Alors que l'accès aux services publics constitue une demande forte des citoyens, il est, de fait, plus difficile, dans des territoires particulièrement enclavés. L'État devrait, à moyen terme, s'intéresser aux moyens de garantir l'accès aux services publics par des populations éloignées, physiquement et « culturellement », des services publics.
À cet égard, une réflexion plus large sur le rôle des réseaux et l'utilisation des nouvelles technologies de l'information et de la communication devrait être menée, car dans un contexte de maîtrise des dépenses publiques, si la présence des services de l'État ne saurait être uniforme sur tout le territoire, il demeure indispensable de garantir, par des moyens renouvelés, l'accès à ses services à chaque citoyen .
Rendre obligatoire un schéma d'accessibilité des territoires, notamment les plus enclavés, aux services publics. |
Un tel schéma pourrait être conclu entre le préfet et le président du conseil général, et pourrait notamment s'appuyer sur une utilisation beaucoup plus ambitieuse des possibilités offertes par les technologies de l'information et de la communication.

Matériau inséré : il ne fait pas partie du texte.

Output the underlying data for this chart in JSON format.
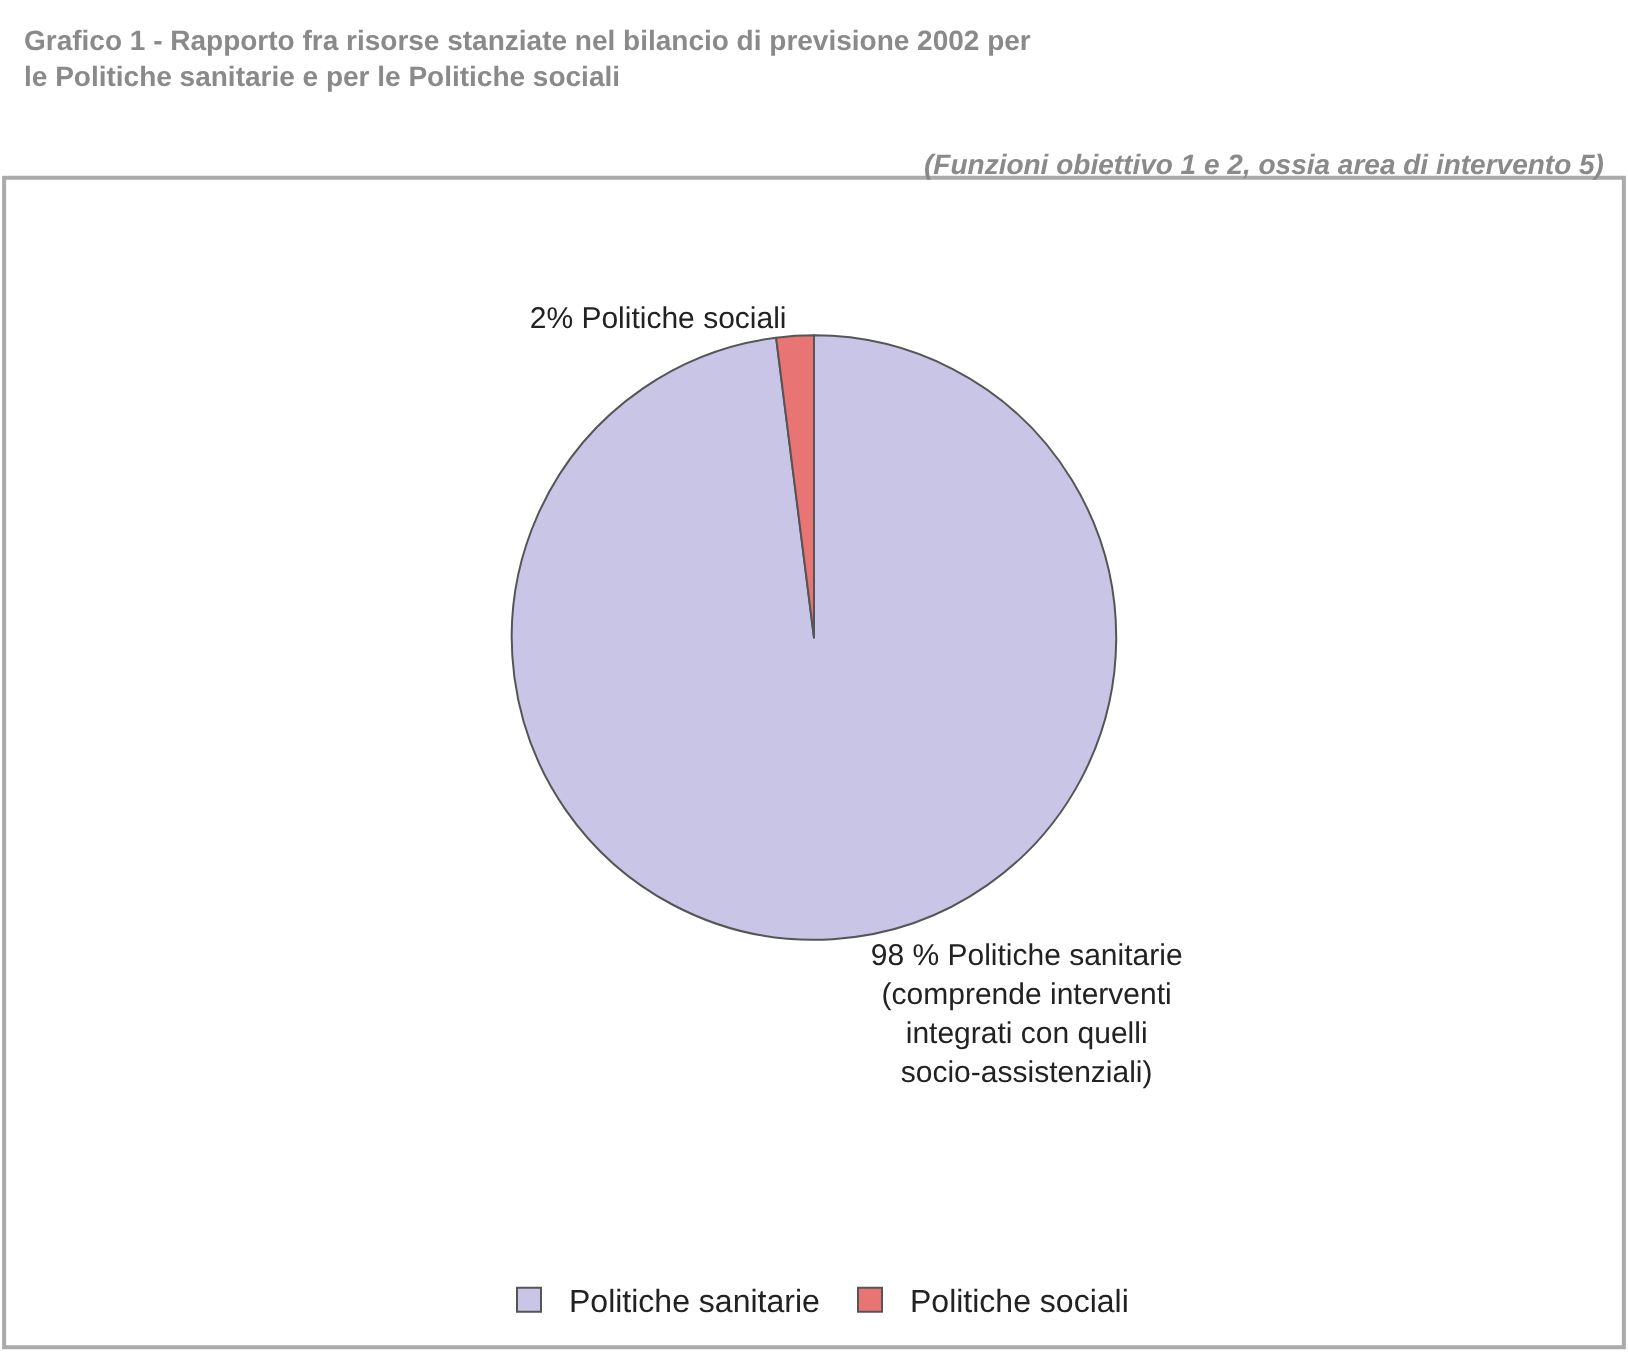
{
  "chart_data": {
    "type": "pie",
    "title": "Grafico 1 - Rapporto fra risorse stanziate nel bilancio di previsione 2002 per le Politiche sanitarie e per le Politiche sociali",
    "subtitle": "(Funzioni obiettivo 1 e 2, ossia area di intervento 5)",
    "categories": [
      "Politiche sanitarie",
      "Politiche sociali"
    ],
    "values": [
      98,
      2
    ],
    "colors": [
      "#c9c5e6",
      "#e87474"
    ],
    "value_labels": [
      "98 % Politiche sanitarie\n(comprende interventi\nintegrati con quelli\nsocio-assistenziali)",
      "2% Politiche sociali"
    ],
    "legend": "bottom"
  }
}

3. Vers une modulation de la présence de l'État
La présence de l'État et l'accès aux services publics sont deux faces d'un même sujet mais qui peuvent être appréhendées et gérées différemment. En effet, si l'égal accès aux services publics est un impératif, la possibilité de moduler la présence de l'État en fonction des spécificités territoriales devra être approfondie.
Marcel Gauchet a proposé une nouvelle définition du rôle de l'État territorial : « La fonction du représentant de l'État sur le territoire est idéalement d'incarner l'intérêt général dans la proximité. Il lui revient de conjuguer une connaissance fine du terrain avec la pédagogie des enjeux généraux ».
Pour répondre à ces deux missions, il paraît nécessaire de garantir une proximité avec le citoyen qui doit être adaptée en fonction des spécificités du territoire.
* 6 Rapport public thématique relatif à l'organisation territoriale de l'Etat, juillet 2013.
* 7 « La stratégie d'organisation à 5 ans de l'administration territoriale de la République », Jean-Marc Rebière, Jean-Marc Weiss, juillet 2013.
* 8 « L'Etat territorial et les attentes des Français : éléments de réflexion à l'horizon 2025 », novembre 2010.